HTML Guides for treegrid
Learn how to identify and fix common HTML validation errors flagged by the W3C Validator — so your pages are standards-compliant and render correctly across every browser. Also check our Accessibility Guides.
A <tr> element already has an implicit ARIA role of row, so adding role="row" is redundant when the parent <table> uses its default semantics or has a role of table, grid, or treegrid.
HTML tables come with built-in accessibility semantics. The <table> element implicitly has role="table", and <tr> implicitly has role="row". Browsers and assistive technologies already understand this structure, so explicitly adding these roles is unnecessary and flagged by the W3C validator.

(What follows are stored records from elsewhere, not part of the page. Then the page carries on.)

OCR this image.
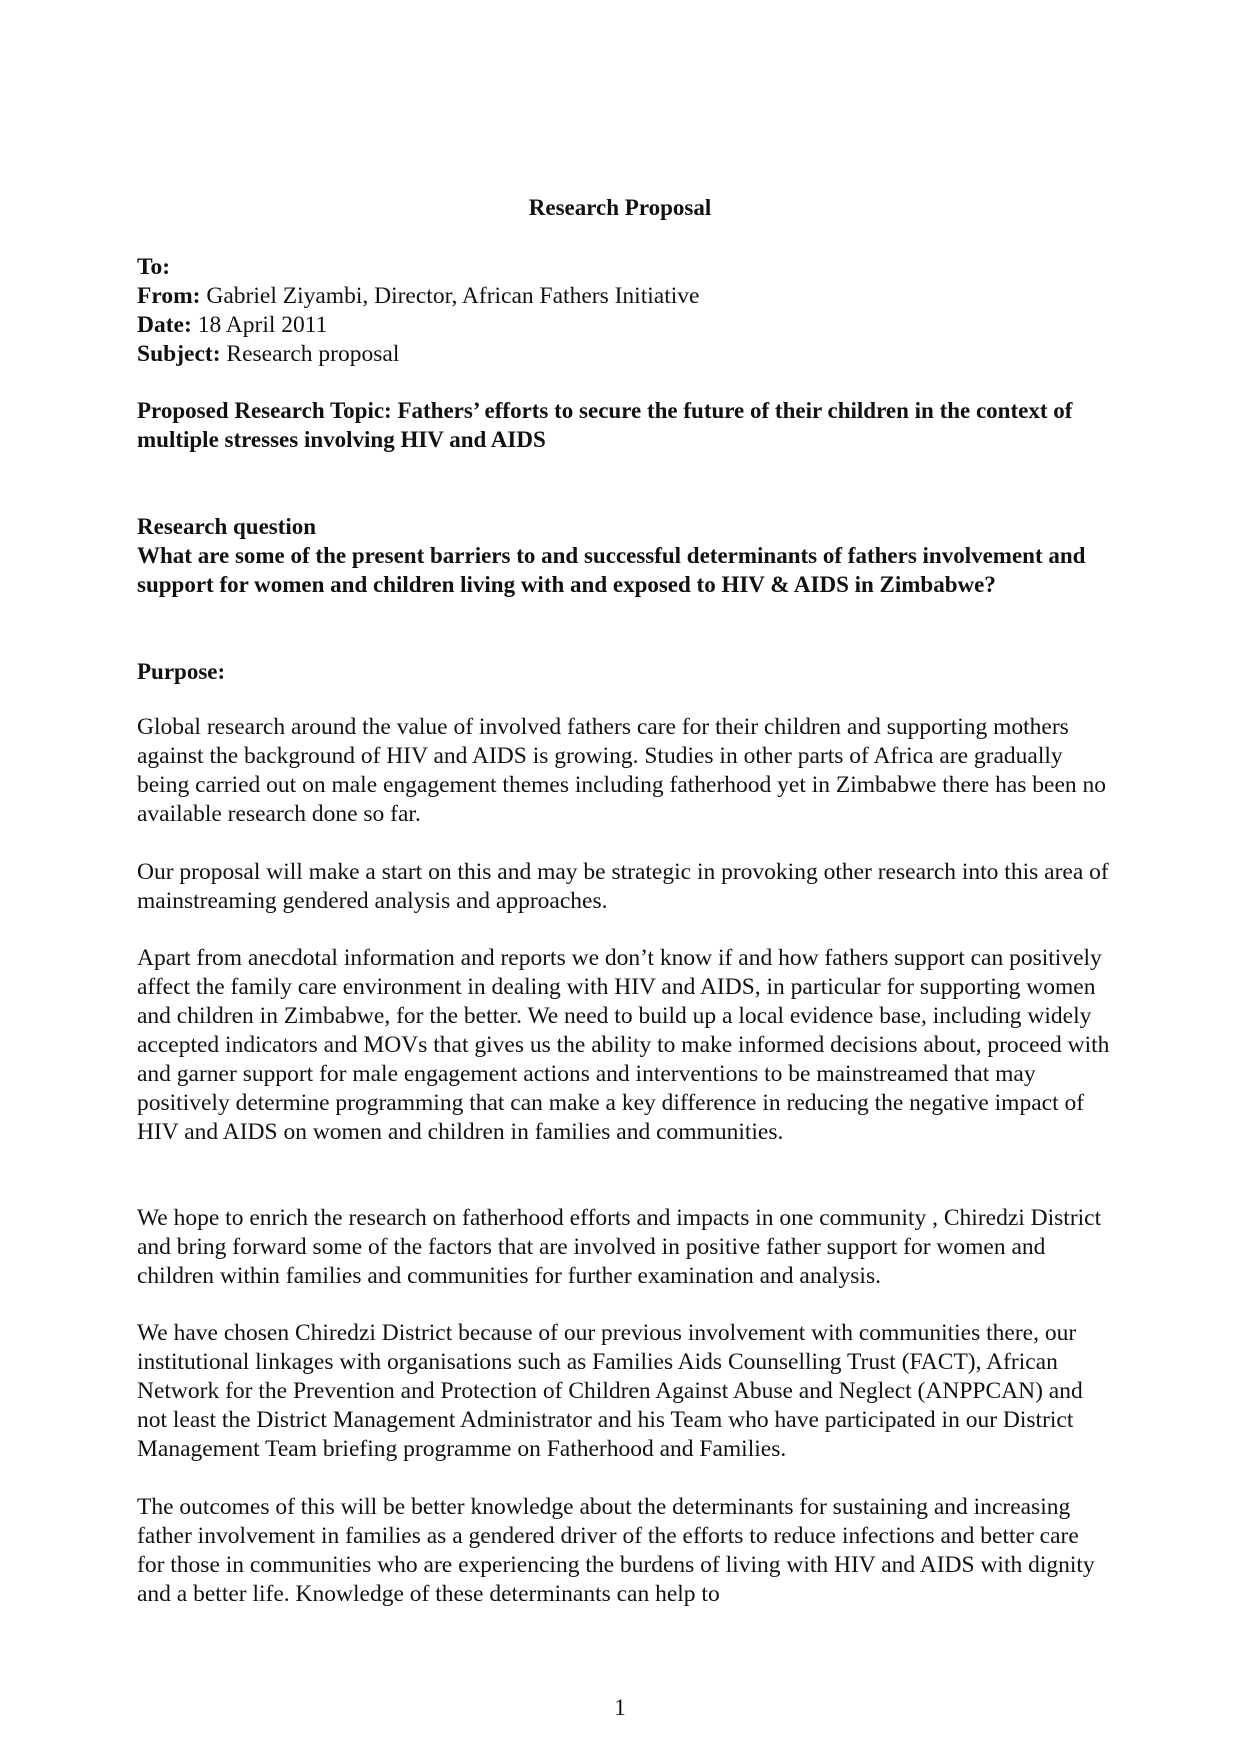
Research Proposal
To:
From: Gabriel Ziyambi, Director, African Fathers Initiative
Date: 18 April 2011
Subject: Research proposal
Proposed Research Topic: Fathers’ efforts to secure the future of their children in the context of multiple stresses involving HIV and AIDS
Research question
What are some of the present barriers to and successful determinants of fathers involvement and support for women and children living with and exposed to HIV & AIDS in Zimbabwe?
Purpose:

Global research around the value of involved fathers care for their children and supporting mothers against the background of HIV and AIDS is growing. Studies in other parts of Africa are gradually being carried out on male engagement themes including fatherhood yet in Zimbabwe there has been no available research done so far.

Our proposal will make a start on this and may be strategic in provoking other research into this area of mainstreaming gendered analysis and approaches.

Apart from anecdotal information and reports we don’t know if and how fathers support can positively affect the family care environment in dealing with HIV and AIDS, in particular for supporting women and children in Zimbabwe, for the better. We need to build up a local evidence base, including widely accepted indicators and MOVs that gives us the ability to make informed decisions about, proceed with and garner support for male engagement actions and interventions to be mainstreamed that may positively determine programming that can make a key difference in reducing the negative impact of HIV and AIDS on women and children in families and communities.

We hope to enrich the research on fatherhood efforts and impacts in one community , Chiredzi District and bring forward some of the factors that are involved in positive father support for women and children within families and communities for further examination and analysis.

We have chosen Chiredzi District because of our previous involvement with communities there, our institutional linkages with organisations such as Families Aids Counselling Trust (FACT), African Network for the Prevention and Protection of Children Against Abuse and Neglect (ANPPCAN) and not least the District Management Administrator and his Team who have participated in our District Management Team briefing programme on Fatherhood and Families.

The outcomes of this will be better knowledge about the determinants for sustaining and increasing father involvement in families as a gendered driver of the efforts to reduce infections and better care for those in communities who are experiencing the burdens of living with HIV and AIDS with dignity and a better life. Knowledge of these determinants can help to

1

The only time you’d need to add a role to a <tr> is when the table’s native semantics have been overridden — for example, if the <table> has been repurposed with a non-table role like role="presentation" or role="none". In that case, you’d need explicit ARIA roles to restore row semantics.
Incorrect Example
<table>
<tr role="row">
<th>Name</th>
<th>Email</th>
</tr>
<tr role="row">
<td>Alice</td>
<td>alice@example.com</td>
</tr>
</table>
Fixed Example
Simply remove the redundant role="row" from the <tr> elements:
<table>
<tr>
<th>Name</th>
<th>Email</th>
</tr>
<tr>
<td>Alice</td>
<td>alice@example.com</td>
</tr>
</table>
The same fix applies if your <table> explicitly has role="table", role="grid", or role="treegrid" — the <tr> elements still don’t need an explicit role="row" because the browser infers it automatically.